Germany's Turkish community is considering whether to launch a legal complaint against a far-right politician for dubbing them "camel herders" and "caraway traders."
The insults made by Andre Poggenburg, the head of the Alternative for Germany (AfD) Party in the state of Saxony-Anhalt, "show the level of the AfD," Gökay Sofuoğlu, the chair of the Turkish Community in Germany, was quoted by the Stuttgarter Zeitung newspaper as saying.
Poggenburg's party has "no inhibitions in making discriminatory and racist comments," Sofuoğlu said in an article posted online early Thursday.

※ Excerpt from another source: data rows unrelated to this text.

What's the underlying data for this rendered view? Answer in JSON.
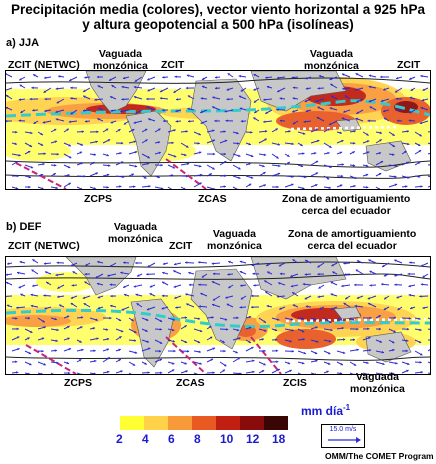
{
  "title_line1": "Precipitación media (colores), vector viento horizontal a 925 hPa",
  "title_line2": "y altura geopotencial a 500 hPa (isolíneas)",
  "panels": {
    "jja": {
      "label": "a) JJA",
      "labels": {
        "zcit_netwc": "ZCIT (NETWC)",
        "vaguada_l1": "Vaguada",
        "vaguada_l2": "monzónica",
        "zcit_a": "ZCIT",
        "vaguada2_l1": "Vaguada",
        "vaguada2_l2": "monzónica",
        "zcit_b": "ZCIT",
        "zcps": "ZCPS",
        "zcas": "ZCAS",
        "zona_l1": "Zona de amortiguamiento",
        "zona_l2": "cerca del ecuador"
      }
    },
    "def": {
      "label": "b) DEF",
      "labels": {
        "zcit_netwc": "ZCIT (NETWC)",
        "vaguada_l1": "Vaguada",
        "vaguada_l2": "monzónica",
        "zcit": "ZCIT",
        "vaguada2_l1": "Vaguada",
        "vaguada2_l2": "monzónica",
        "zona_l1": "Zona de amortiguamiento",
        "zona_l2": "cerca del ecuador",
        "zcps": "ZCPS",
        "zcas": "ZCAS",
        "zcis": "ZCIS",
        "vaguada3_l1": "Vaguada",
        "vaguada3_l2": "monzónica"
      }
    }
  },
  "legend": {
    "units": "mm día",
    "units_exp": "-1",
    "ticks": [
      "2",
      "4",
      "6",
      "8",
      "10",
      "12",
      "18"
    ],
    "colors": [
      "#ffff33",
      "#ffd24a",
      "#f99a3a",
      "#e85a22",
      "#c01f12",
      "#8a0b0b",
      "#3a0505"
    ]
  },
  "reference_vector": "15.0 m/s",
  "credit": "OMM/The COMET Program",
  "colors": {
    "arrows": "#2b2bd6",
    "itcz_line": "#33cccc",
    "buffer_line": "#ffffff",
    "spcz_line": "#cc2277",
    "land": "#c8c8c8"
  }
}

Poggenburg was reacting to Turkish groups who oppose the concept of a new Home Ministry as proposed in the new German government coalition agreement, saying it harks back to the Nazi era and might divide the country rather than unite it.
But the plan is popular with the AfD, which bounced into the German Bundestag in last year's elections and has only seen its support grow amid political bickering by the more established parties.
"These caraway traders have the genocide of 1.5 million Armenians weighing them down ... and they want to tell us something about history and homeland? They're nuts. These camel herders should set off to where they belong," Poggenburg said on Wednesday.
He was referring to the World War I-era deaths of Armenians in Turkey, an event that has been recognized as a genocide by some countries, but has been rejected by Turkey, who, however, acknowledges there were casualties on both sides during the war.
From Turkey's perspective, the deaths of Armenians in eastern Anatolia in 1915 occurred after some Armenian nationalists sided with the invading Russians and revolted against the Ottoman army. The subsequent relocation of Armenians resulted in numerous casualties. Turkey describes the events of 1915 as a tragedy for both sides and Ankara has repeatedly proposed the formation of a joint commission of historians from Turkey and Armenia, along with international experts, to tackle the issue.
He also lashed out at dual citizenship for Germany's Turks, which he said results in nothing "but homeland and fatherland-less riff-raff."